Nun, so magst du mir’s vergeben,
Daß ich dich nicht singen kann:
Du verhinderst mich ja dran.
______________________
(1) … den würde sich eh nur meine Katze wegschnappen, die wie ich von diesem Wetter wenig erfreut ist und es als einen gegen sie gerichteteten Affront betrachtet.
(2) Ich weiß, das heißt auf neudeutsch binge watching, also bingen. Aber bei manchen Wörtern bekomme ich einen juckenden Hautausschlag, wenn ich sie benutze.
(3) Unbedingte Leseempfehlung! Eine der besten Gespenstergeschichten, die ich kenne; fast noch besser als The Turn of the screw. In diesem Zusammenhang: Kann man sich in letzter Konsequenz sicher sein, dass diesen Gedankensplitter wirklich Nikolaus Klammer geschrieben hat und es diesen erfolglosen Autor wirklich gibt? Es gibt doch berechtigte Zweifel. Denn schließlich existieren auch diese Texte nur in dem Augenblick, in dem man sie liest. Sonst sind sie Nullen und Einsen auf einer Festplatte.
(4) Nein, ich verkneife mir die Rezepte. Ich will nur anmerken, dass eine Todsünde ist, den Spargel zu zerkochen.
(5) Ist es da nicht geradezu obzön, dass der CSU-Kandidat Weber für die Europawahl damit Werbung macht, dass er mehr Grenzen in Europa will?
(6) Kürzlich hörte ich einen Jugendlichen zum anderen sagen: “Gemmasomäckö?” Das heißt übersetzt: “Wollen wir gemeinsam zum McDonald’s am Königsplatz gehen?”

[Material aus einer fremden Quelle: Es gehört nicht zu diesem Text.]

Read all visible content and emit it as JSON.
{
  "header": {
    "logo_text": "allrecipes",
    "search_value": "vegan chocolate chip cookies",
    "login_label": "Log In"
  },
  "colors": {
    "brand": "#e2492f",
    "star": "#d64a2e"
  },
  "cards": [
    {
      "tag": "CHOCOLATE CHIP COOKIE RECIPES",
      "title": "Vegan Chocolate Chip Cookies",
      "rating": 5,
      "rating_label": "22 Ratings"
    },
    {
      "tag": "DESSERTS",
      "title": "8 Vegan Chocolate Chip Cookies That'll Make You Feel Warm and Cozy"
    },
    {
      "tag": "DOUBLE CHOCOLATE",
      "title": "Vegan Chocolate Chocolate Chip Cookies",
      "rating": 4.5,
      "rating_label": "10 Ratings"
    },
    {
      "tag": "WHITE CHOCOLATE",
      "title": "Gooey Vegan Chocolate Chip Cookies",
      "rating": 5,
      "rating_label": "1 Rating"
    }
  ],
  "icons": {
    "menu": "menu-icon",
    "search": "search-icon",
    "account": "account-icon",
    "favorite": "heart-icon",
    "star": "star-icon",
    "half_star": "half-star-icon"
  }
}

(7) Immerhin ist Erwin nun in der Welt. Vielleicht erbarmt sich ja seiner ein Autor, der dies hier liest. Erwin hätte es verdient.

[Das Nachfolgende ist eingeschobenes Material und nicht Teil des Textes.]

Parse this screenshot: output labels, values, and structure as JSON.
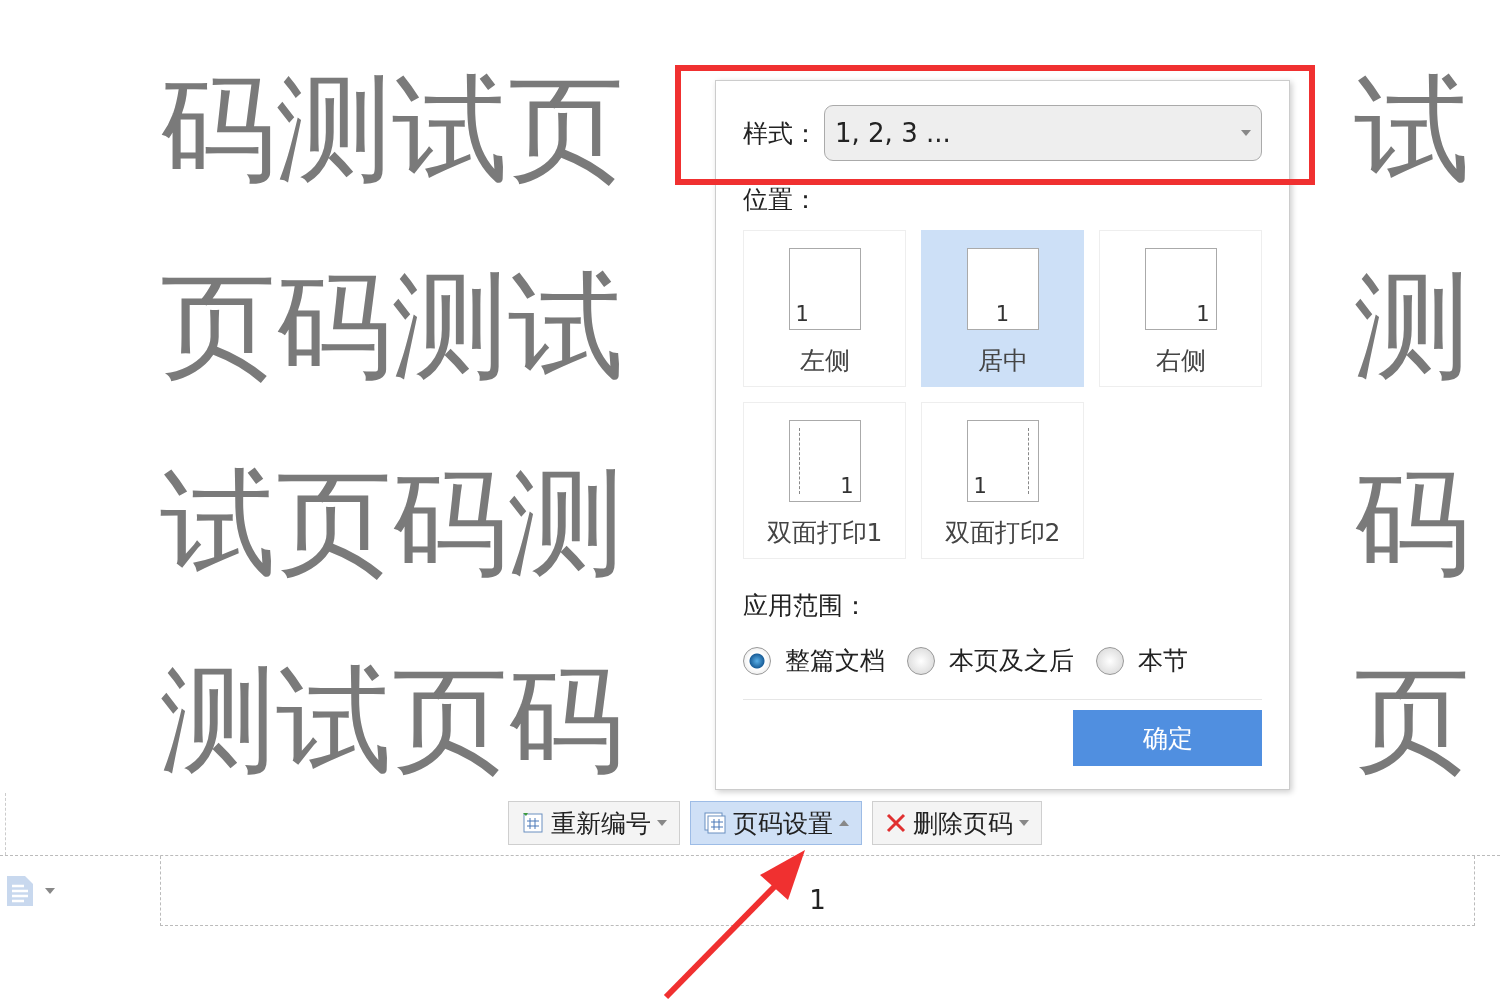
{
  "background_text": [
    {
      "left": "码测试页",
      "right": "试"
    },
    {
      "left": "页码测试",
      "right": "测"
    },
    {
      "left": "试页码测",
      "right": "码"
    },
    {
      "left": "测试页码",
      "right": "页"
    }
  ],
  "popup": {
    "style_label": "样式：",
    "style_value": "1, 2, 3 ...",
    "position_label": "位置：",
    "positions": [
      {
        "label": "左侧",
        "number": "1",
        "kind": "left",
        "selected": false
      },
      {
        "label": "居中",
        "number": "1",
        "kind": "center",
        "selected": true
      },
      {
        "label": "右侧",
        "number": "1",
        "kind": "right",
        "selected": false
      },
      {
        "label": "双面打印1",
        "number": "1",
        "kind": "outer",
        "selected": false
      },
      {
        "label": "双面打印2",
        "number": "1",
        "kind": "inner",
        "selected": false
      }
    ],
    "scope_label": "应用范围：",
    "scopes": [
      {
        "label": "整篇文档",
        "selected": true
      },
      {
        "label": "本页及之后",
        "selected": false
      },
      {
        "label": "本节",
        "selected": false
      }
    ],
    "confirm": "确定"
  },
  "toolbar": [
    {
      "label": "重新编号",
      "kind": "renumber",
      "expanded": false
    },
    {
      "label": "页码设置",
      "kind": "settings",
      "expanded": true
    },
    {
      "label": "删除页码",
      "kind": "delete",
      "expanded": false
    }
  ],
  "footer": {
    "page_number": "1"
  }
}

2 Antworten auf „Samstag, 11.05.19 – Was ich noch sagen will“
Immerhin hast du es geschafft, diesen Text zu schreiben! Ich habe heute außer frühstücken und Zeitung lesen noch nichts geschafft. 👍👍
Daran ist Amy, die Katze, schuld. Sie startete um halb sieben eine Hungerattacke und scheuchte mich aus dem Bett.
Ich habe mich gerade daran erinnert, dass Frau Klammerle und ich vor genau 30 Jahren in der Türkei waren. Der Dönerbudenbesitzer auf dem Foto von damals wollte sie mir übrigens für ein paar Kamele abkaufen. Was wohl aus mir geworden wäre, wenn ich auf den Handel eingegangen wäre?